¿Qué es la volatilidad?

La volatilidad es una medida de cuánto fluctúa el precio de un activo. Se calcula usando el concepto estadístico de desviación estándar: cuanto mayor es el valor, más amplias son las oscilaciones de precio (y mayor el riesgo). Por ejemplo, un activo con un 20% de volatilidad anual probablemente fluctuará dentro de un rango de aproximadamente un 20% por encima o por debajo de su rendimiento promedio.

Para una comprensión intuitiva, libros sobre riesgo y desviación estándar hacen que el significado de la desviación estándar y la volatilidad sea fácil de comprender.

En términos concretos, la renta variable japonesa (TOPIX) tiene una volatilidad anual de aproximadamente 15 a 20%, la renta variable de mercados desarrollados alrededor de 15 a 18%, y los bonos de mercados desarrollados aproximadamente 5 a 8%. Las acciones son más volátiles que los bonos, y a cambio se espera que ofrezcan mayores rendimientos a largo plazo. Esta es la relación riesgo-rendimiento.

Estimar pérdidas potenciales a partir de la desviación estándar

Asumiendo una distribución normal, hay aproximadamente un 68% de probabilidad de que los rendimientos caigan dentro de una desviación estándar de la media, y alrededor del 95% dentro de dos desviaciones estándar.
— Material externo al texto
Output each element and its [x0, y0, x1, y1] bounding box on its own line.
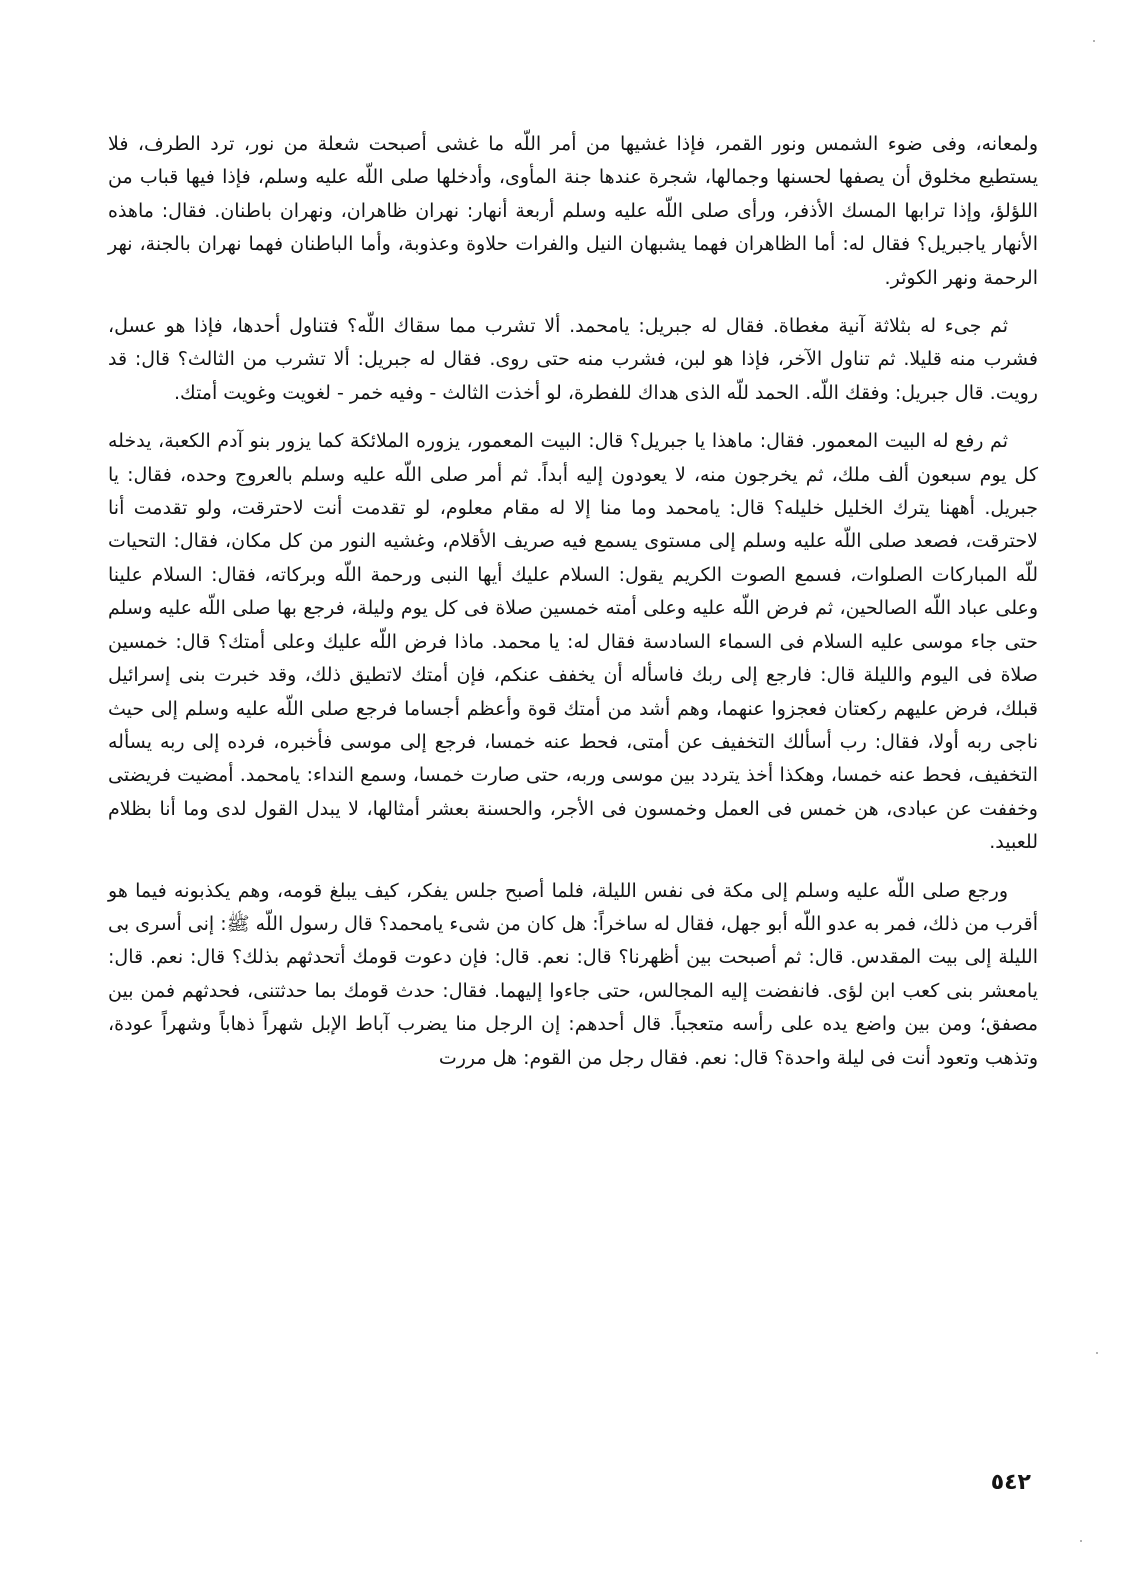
scan-speck — [1096, 1352, 1098, 1354]
paragraph-bayt-al-mamur: ثم رفع له البيت المعمور. فقال: ماهذا يا جبريل؟ قال: البيت المعمور، يزوره الملائكة كما يزور بنو آدم الكعبة، يدخله كل يوم سبعون ألف ملك، ثم يخرجون منه، لا يعودون إليه أبداً. ثم أمر صلى اللّه عليه وسلم بالعروج وحده، فقال: يا جبريل. أههنا يترك الخليل خليله؟ قال: يامحمد وما منا إلا له مقام معلوم، لو تقدمت أنت لاحترقت، ولو تقدمت أنا لاحترقت، فصعد صلى اللّه عليه وسلم إلى مستوى يسمع فيه صريف الأقلام، وغشيه النور من كل مكان، فقال: التحيات للّه المباركات الصلوات، فسمع الصوت الكريم يقول: السلام عليك أيها النبى ورحمة اللّه وبركاته، فقال: السلام علينا وعلى عباد اللّه الصالحين، ثم فرض اللّه عليه وعلى أمته خمسين صلاة فى كل يوم وليلة، فرجع بها صلى اللّه عليه وسلم حتى جاء موسى عليه السلام فى السماء السادسة فقال له: يا محمد. ماذا فرض اللّه عليك وعلى أمتك؟ قال: خمسين صلاة فى اليوم والليلة قال: فارجع إلى ربك فاسأله أن يخفف عنكم، فإن أمتك لاتطيق ذلك، وقد خبرت بنى إسرائيل قبلك، فرض عليهم ركعتان فعجزوا عنهما، وهم أشد من أمتك قوة وأعظم أجساما فرجع صلى اللّه عليه وسلم إلى حيث ناجى ربه أولا، فقال: رب أسألك التخفيف عن أمتى، فحط عنه خمسا، فرجع إلى موسى فأخبره، فرده إلى ربه يسأله التخفيف، فحط عنه خمسا، وهكذا أخذ يتردد بين موسى وربه، حتى صارت خمسا، وسمع النداء: يامحمد. أمضيت فريضتى وخففت عن عبادى، هن خمس فى العمل وخمسون فى الأجر، والحسنة بعشر أمثالها، لا يبدل القول لدى وما أنا بظلام للعبيد. — [108, 430, 1038, 854]
document-page — [108, 128, 1038, 1090]
scan-speck — [1080, 1540, 1082, 1542]
page-number: ٥٤٢ — [990, 1470, 1031, 1495]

Para un activo con un rendimiento esperado del 5% y una desviación estándar del 20%, se estima que el rendimiento a un año caerá entre -15% y +25% aproximadamente el 68% del tiempo, y entre -35% y +45% aproximadamente el 95% del tiempo.

En otras palabras, si inviertes 1 millón de yenes, hay aproximadamente un 2,5% de probabilidad de que pueda caer a 650.000 yenes en un año. Conocer este escenario del peor caso de antemano te ayuda a mantener la calma durante las caídas del mercado. Un enfoque racional es trabajar hacia atrás desde la pérdida máxima que puedes tolerar para determinar tu asignación entre acciones y bonos.

Reducir la volatilidad mediante la diversificación

Combinar activos con diferentes movimientos de precios reduce la volatilidad general de la cartera por debajo del promedio simple de las volatilidades individuales de los activos. Este es el poder de la diversificación. Incluso si una cartera 100% en acciones tiene un 20% de volatilidad, agregar un 40% en bonos puede reducirla a alrededor del 12 al 13%. Los rendimientos pueden disminuir ligeramente, pero el rendimiento ajustado al riesgo (ratio de Sharpe) a menudo mejora.